Os dados empíricos que coletamos em 2013, ou seja, no sexto ano de vigência da legislação nos moldes atuais para coordenação pedagógica na rede estadual paulista, indicam

que as avaliações externas estão sendo incorporadas no discurso e na prática do professor coordenador como sinônimo de qualidade do ensino, o que se alinha perfeitamente com a atribuição de criar consenso na escola sobre o SARESP dada pela SEE-SP ao professor coordenador.

Em meio a todos os desafios e obstáculos enfrentados pela professora coordenadora no cotidiano da escola para realizar o seu trabalho, como discutimos no primeiro capítulo, sua fala sobre a qualidade de ensino deixa claro a relação estabelecida com os indicadores de desempenho da escola: “se aumentar um número para nós já é muito bom, quer dizer que houve uma melhoria na qualidade e eu acho que vai ter” (PC).

Os indicadores numéricos de desempenho do IDESP, que levam em conta o fluxo escolar e as notas do SARESP, cujas provas avaliam apenas parcialmente o desempenho dos alunos em Português e Matemática em um dado momento, podem aumentar ou diminuir sem que haja uma correlação direta com a qualidade do ensino objetivado na escola.
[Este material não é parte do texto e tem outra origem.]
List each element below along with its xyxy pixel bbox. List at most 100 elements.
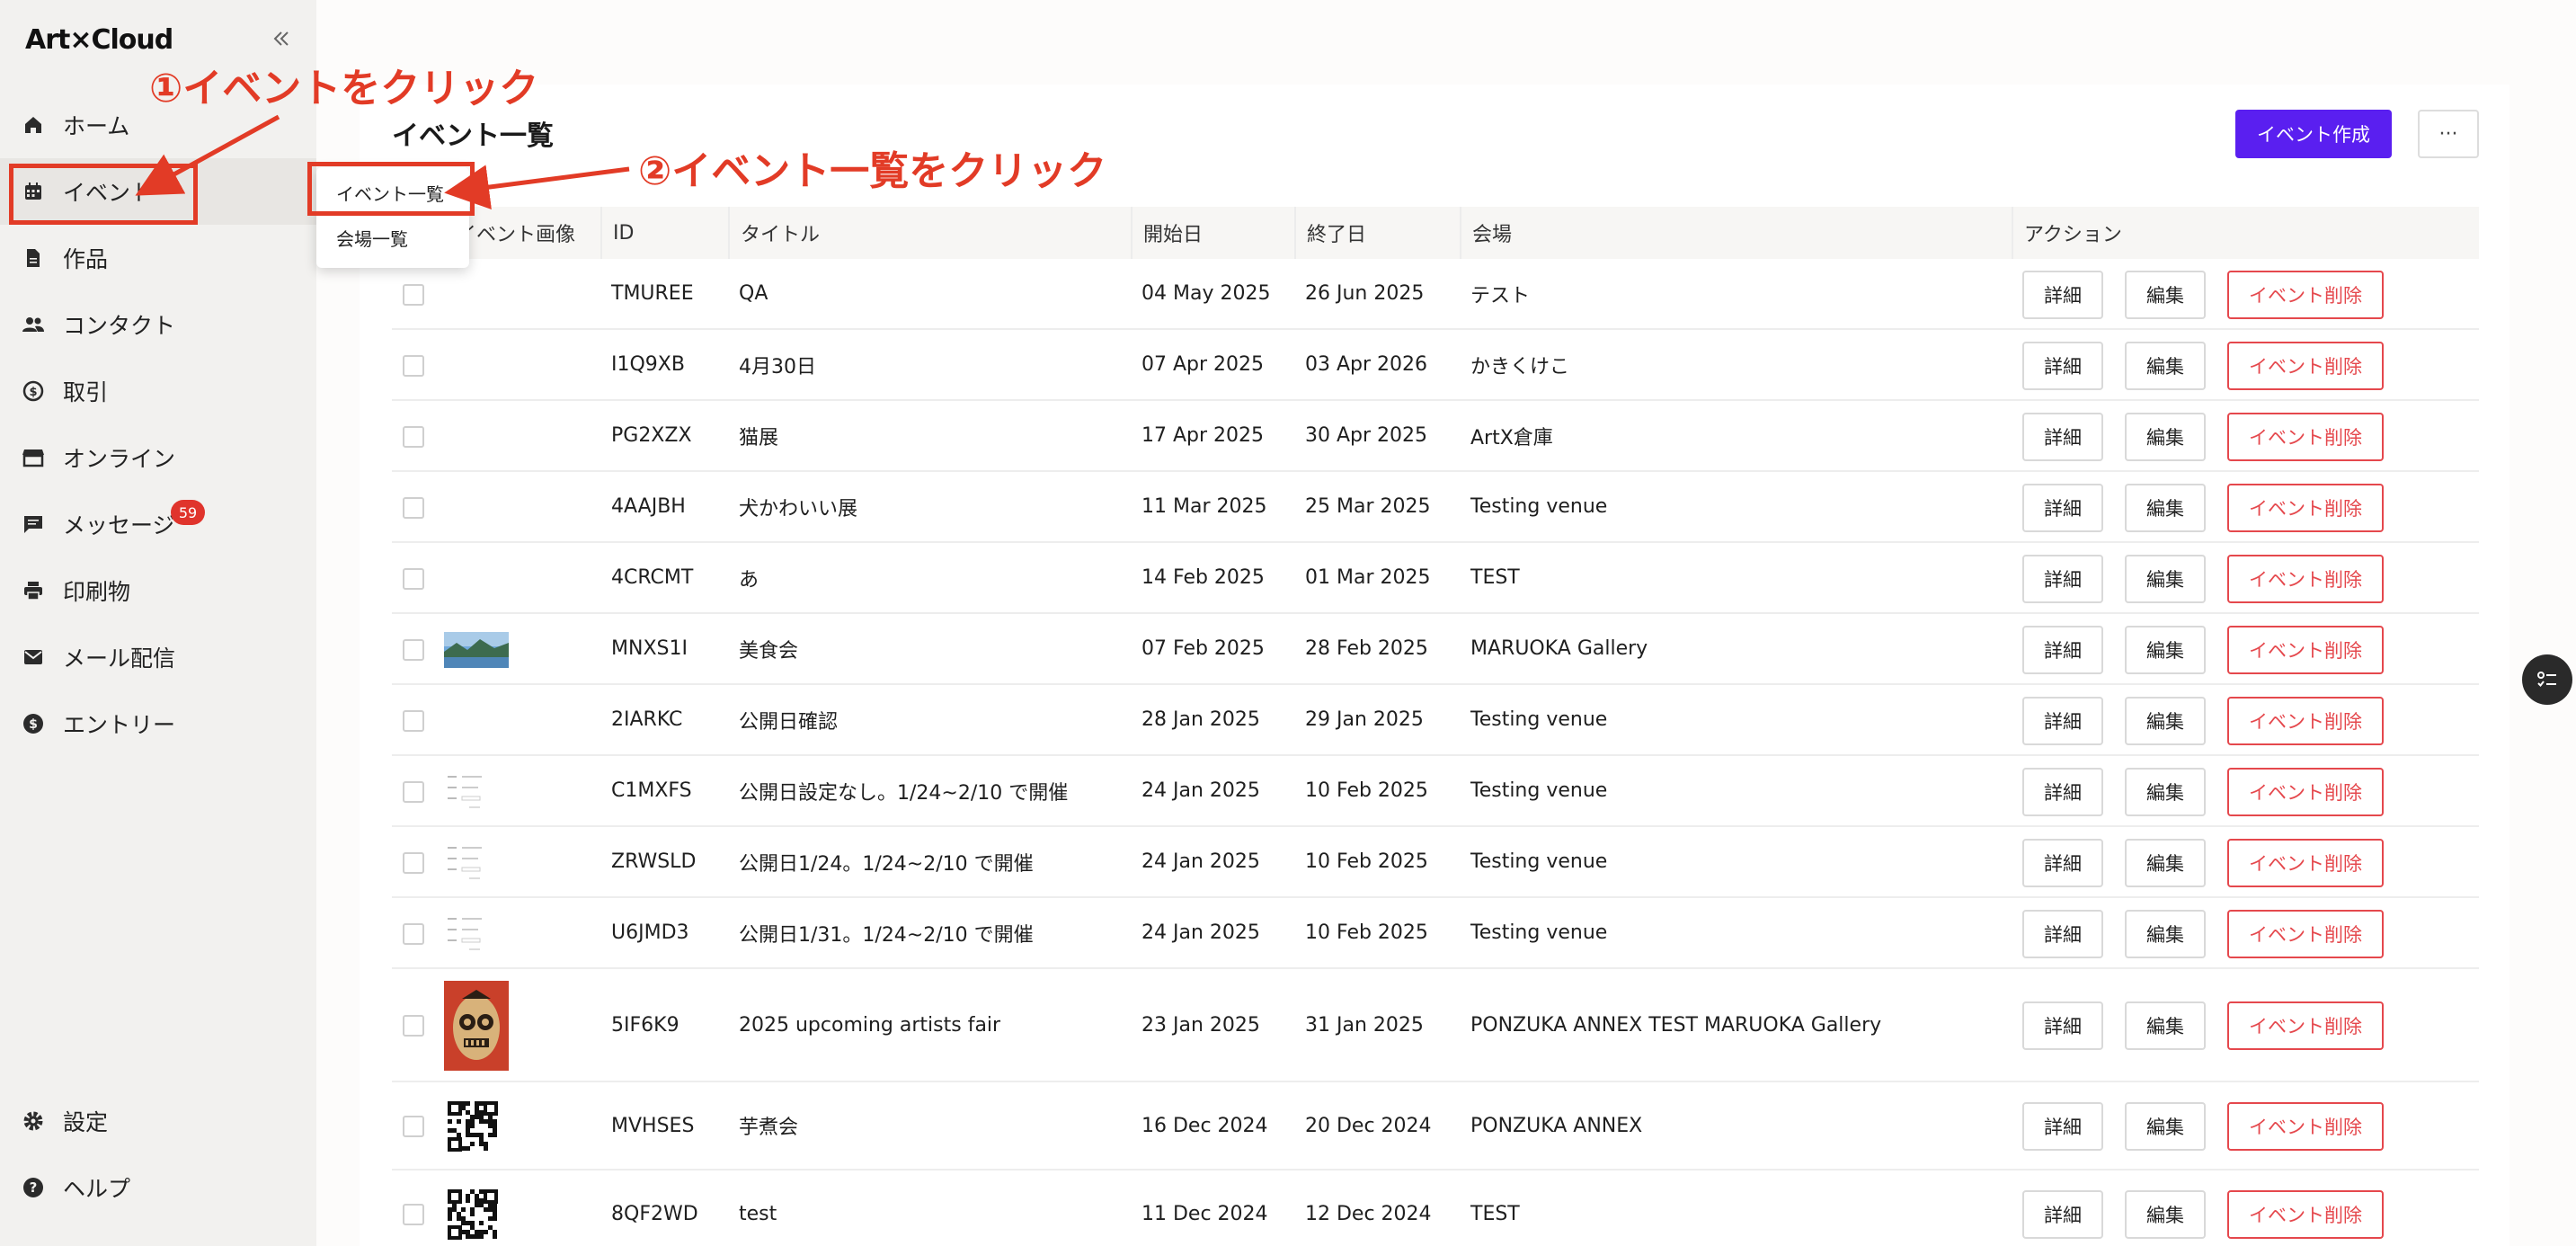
- sidebar-item-artworks[interactable]: 作品: [0, 225, 316, 291]
- detail-button[interactable]: 詳細: [2022, 767, 2103, 816]
- row-checkbox[interactable]: [403, 1015, 424, 1037]
- row-checkbox[interactable]: [403, 780, 424, 803]
- detail-button[interactable]: 詳細: [2022, 1001, 2103, 1050]
- detail-button[interactable]: 詳細: [2022, 270, 2103, 319]
- print-icon: [20, 577, 47, 604]
- delete-event-button[interactable]: イベント削除: [2227, 1190, 2384, 1239]
- edit-button[interactable]: 編集: [2125, 767, 2206, 816]
- edit-button[interactable]: 編集: [2125, 696, 2206, 745]
- cell-venue: ArtX倉庫: [1470, 426, 1553, 449]
- delete-event-button[interactable]: イベント削除: [2227, 1001, 2384, 1050]
- detail-button[interactable]: 詳細: [2022, 696, 2103, 745]
- edit-button[interactable]: 編集: [2125, 483, 2206, 532]
- delete-event-button[interactable]: イベント削除: [2227, 483, 2384, 532]
- row-checkbox[interactable]: [403, 1204, 424, 1225]
- edit-button[interactable]: 編集: [2125, 1190, 2206, 1239]
- create-event-button[interactable]: イベント作成: [2235, 110, 2392, 158]
- edit-button[interactable]: 編集: [2125, 412, 2206, 461]
- delete-event-button[interactable]: イベント削除: [2227, 696, 2384, 745]
- edit-button[interactable]: 編集: [2125, 1102, 2206, 1151]
- column-header-title: タイトル: [728, 207, 1131, 259]
- detail-button[interactable]: 詳細: [2022, 554, 2103, 603]
- sidebar-item-entry[interactable]: $ エントリー: [0, 690, 316, 757]
- row-checkbox[interactable]: [403, 922, 424, 945]
- transaction-icon: $: [20, 378, 47, 405]
- sidebar-item-label: 印刷物: [63, 579, 131, 605]
- edit-button[interactable]: 編集: [2125, 270, 2206, 319]
- detail-button[interactable]: 詳細: [2022, 483, 2103, 532]
- sidebar-item-online[interactable]: オンライン: [0, 424, 316, 491]
- row-checkbox[interactable]: [403, 354, 424, 377]
- row-checkbox[interactable]: [403, 567, 424, 590]
- detail-button[interactable]: 詳細: [2022, 1102, 2103, 1151]
- cell-end-date: 25 Mar 2025: [1305, 495, 1431, 518]
- sidebar-item-label: ヘルプ: [63, 1176, 131, 1202]
- column-label: ID: [613, 221, 635, 245]
- detail-button[interactable]: 詳細: [2022, 1190, 2103, 1239]
- detail-button[interactable]: 詳細: [2022, 412, 2103, 461]
- delete-event-button[interactable]: イベント削除: [2227, 838, 2384, 887]
- row-checkbox[interactable]: [403, 283, 424, 306]
- edit-button[interactable]: 編集: [2125, 554, 2206, 603]
- collapse-sidebar-button[interactable]: [266, 23, 297, 54]
- sidebar-item-label: オンライン: [63, 446, 176, 472]
- sidebar-item-mail[interactable]: メール配信: [0, 624, 316, 690]
- edit-button[interactable]: 編集: [2125, 838, 2206, 887]
- cell-venue: Testing venue: [1470, 779, 1608, 802]
- sidebar-item-label: ホーム: [63, 113, 130, 139]
- table-row: 2IARKC 公開日確認 28 Jan 2025 29 Jan 2025 Testing…: [392, 685, 2479, 756]
- row-checkbox[interactable]: [403, 851, 424, 874]
- detail-button[interactable]: 詳細: [2022, 625, 2103, 674]
- cell-start-date: 24 Jan 2025: [1141, 779, 1260, 802]
- floating-tasks-button[interactable]: [2522, 654, 2572, 705]
- delete-event-button[interactable]: イベント削除: [2227, 909, 2384, 958]
- sidebar-item-transactions[interactable]: $ 取引: [0, 358, 316, 424]
- row-checkbox[interactable]: [403, 709, 424, 732]
- delete-event-button[interactable]: イベント削除: [2227, 341, 2384, 390]
- cell-id: PG2XZX: [611, 424, 692, 447]
- sidebar-item-printed-materials[interactable]: 印刷物: [0, 557, 316, 624]
- delete-event-button[interactable]: イベント削除: [2227, 270, 2384, 319]
- row-checkbox[interactable]: [403, 1116, 424, 1137]
- cell-venue: TEST: [1470, 566, 1520, 589]
- more-options-button[interactable]: ···: [2418, 110, 2479, 158]
- sidebar-item-label: 設定: [63, 1109, 109, 1135]
- sidebar-item-contacts[interactable]: コンタクト: [0, 291, 316, 358]
- sidebar-item-messages[interactable]: メッセージ 59: [0, 491, 316, 557]
- row-checkbox[interactable]: [403, 496, 424, 519]
- sidebar-item-help[interactable]: ? ヘルプ: [0, 1154, 316, 1221]
- cell-venue: Testing venue: [1470, 708, 1608, 731]
- submenu-item-venue-list[interactable]: 会場一覧: [336, 225, 408, 251]
- cell-title: 公開日確認: [739, 710, 839, 734]
- detail-button[interactable]: 詳細: [2022, 341, 2103, 390]
- page-title: イベント一覧: [392, 120, 554, 152]
- cell-id: U6JMD3: [611, 921, 689, 944]
- column-label: 終了日: [1307, 224, 1367, 246]
- detail-button[interactable]: 詳細: [2022, 909, 2103, 958]
- row-checkbox[interactable]: [403, 425, 424, 448]
- sidebar-item-settings[interactable]: 設定: [0, 1088, 316, 1154]
- delete-event-button[interactable]: イベント削除: [2227, 767, 2384, 816]
- edit-button[interactable]: 編集: [2125, 1001, 2206, 1050]
- delete-event-button[interactable]: イベント削除: [2227, 1102, 2384, 1151]
- cell-id: 5IF6K9: [611, 1013, 680, 1037]
- delete-event-button[interactable]: イベント削除: [2227, 554, 2384, 603]
- edit-button[interactable]: 編集: [2125, 625, 2206, 674]
- cell-end-date: 26 Jun 2025: [1305, 282, 1425, 305]
- cell-id: I1Q9XB: [611, 353, 685, 376]
- cell-id: 4AAJBH: [611, 495, 686, 518]
- edit-button[interactable]: 編集: [2125, 909, 2206, 958]
- cell-start-date: 14 Feb 2025: [1141, 566, 1265, 589]
- app-logo[interactable]: Art×Cloud: [25, 20, 173, 59]
- delete-event-button[interactable]: イベント削除: [2227, 412, 2384, 461]
- sidebar-item-label: 作品: [63, 246, 109, 272]
- cell-start-date: 23 Jan 2025: [1141, 1013, 1260, 1037]
- delete-event-button[interactable]: イベント削除: [2227, 625, 2384, 674]
- edit-button[interactable]: 編集: [2125, 341, 2206, 390]
- cell-title: QA: [739, 282, 768, 305]
- detail-button[interactable]: 詳細: [2022, 838, 2103, 887]
- column-header-id: ID: [600, 207, 728, 259]
- row-checkbox[interactable]: [403, 638, 424, 661]
- event-thumbnail-document: [444, 841, 509, 890]
- event-thumbnail-qr-code: [444, 1186, 502, 1246]
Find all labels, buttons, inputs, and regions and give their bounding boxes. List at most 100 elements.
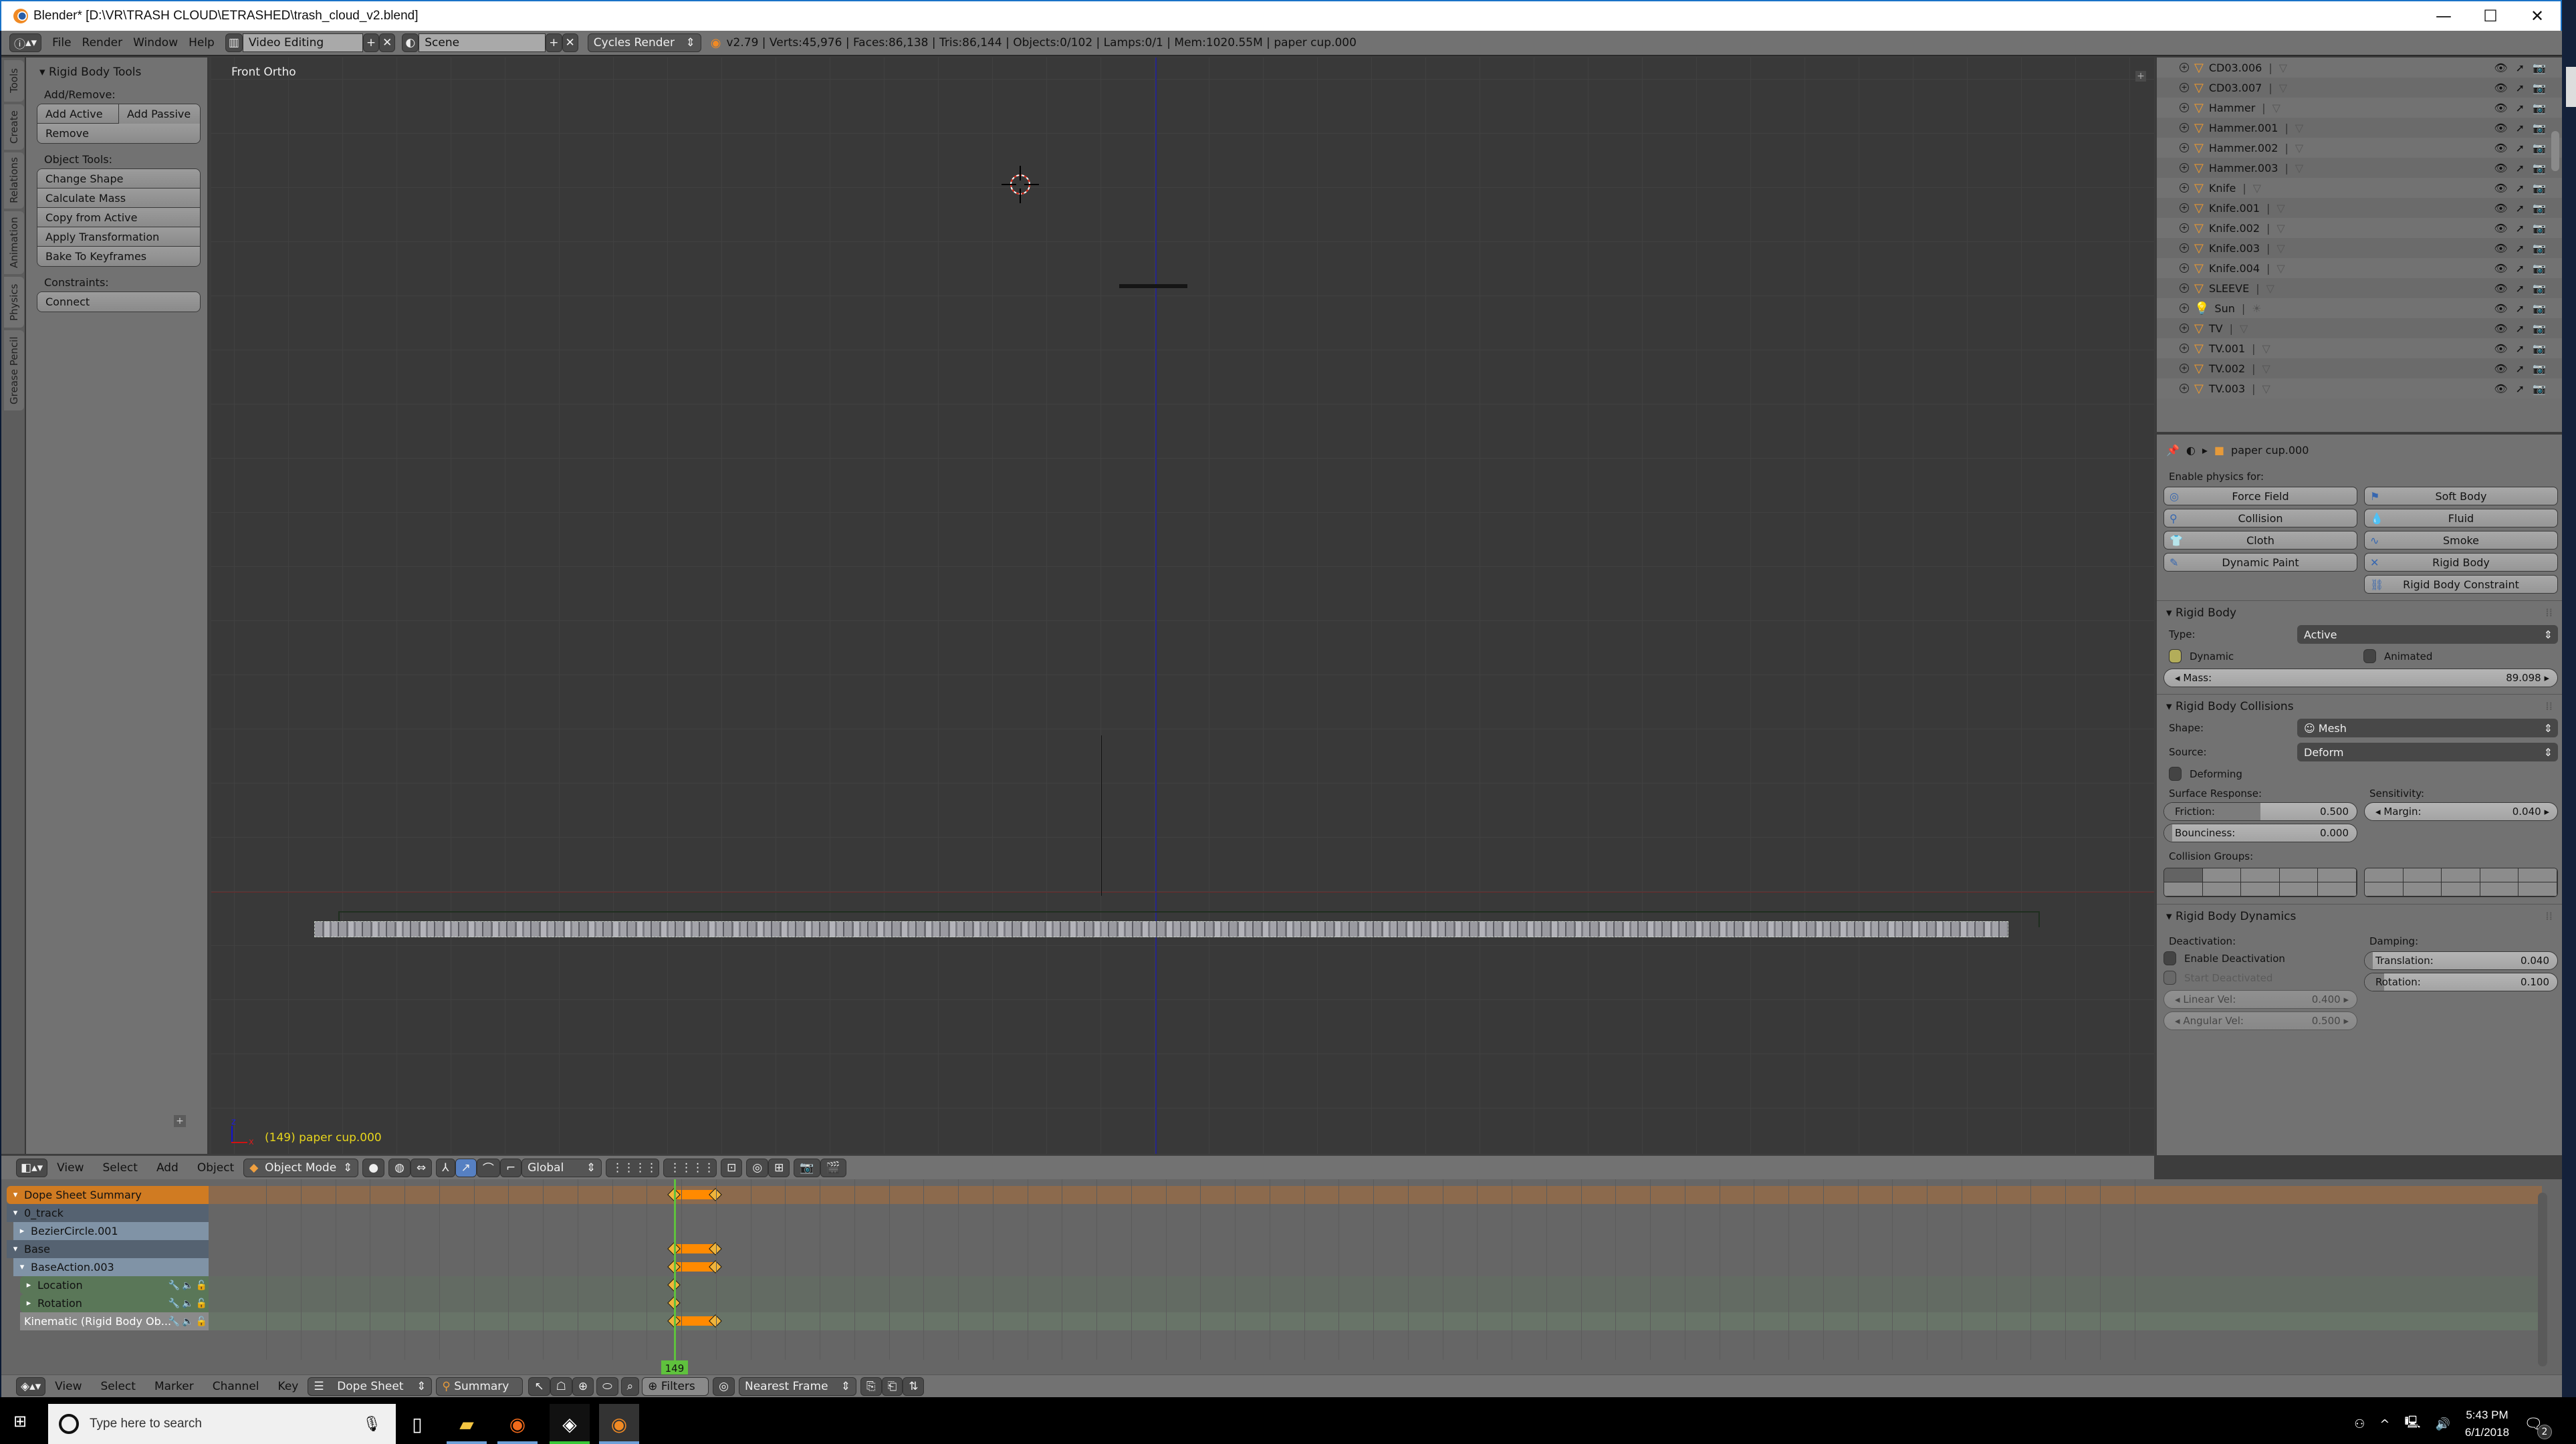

Os resultados das avaliações externas, quando tomados como sinônimo de qualidade educacional, implicam em riscos, como alertam Bonamino e Souza (2012), de estreitamento do currículo, que passa a ser determinado pelas avaliações externas, e do ensino para os testes, instrumentalizando os alunos para a realização das provas por meio de simulados e exercícios de formato semelhantes às provas do SARESP.

os currículos escolares possuírem múltiplos objetivos, ao passo que as medidas de resultados utilizadas pelas avaliações em larga escala tipicamente visam a objetivos cognitivos relacionados à leitura e à matemática. Essa não é exatamente uma limitação das avaliações, mas demanda atenção para riscos relativos ao estreitamento do currículo, os quais podem acontecer quando há uma interpretação distorcida do significado pedagógico dos resultados da avaliação. (BONAMINO e SOUZA, 2012, p.12)

O eixo do currículo constitui uma categoria fundamental para a compreensão das práticas de coordenação pedagógica na escola pública, dado que este eixo, além de abarcar os espaços e papéis exercidos pelos diferentes atores envolvidos no processo educativo, também define “o aproveitamento do tempo escolar, a articulação entre as diversas áreas do conhecimento, os conteúdos e programas, a definição de normas e padrões de comportamento, a escolha de técnicas, de procedimentos didáticos e de avaliação, assim como as intenções relativas aos aspectos valorativos e morais projetados pela escola” (Pinheiro, 2011, p.81).

Em suma, o que pudemos observar é que a coordenação pedagógica na rede estadual paulista tem buscado adequar o currículo desenvolvido na escola aos conteúdos e formatos

das avaliações do SARESP, consequentemente, o professor coordenador, consciente ou não do direcionamento de sua prática, passou a gerenciar e controlar o desenvolvimento do Currículo Oficial do Estado de São Paulo nas escolas, ainda que não o faça necessariamente por meio do material didático do programa “São Paulo faz escola”, o faz pelo seu conteúdo que é o mesmo cobrado no SARESP.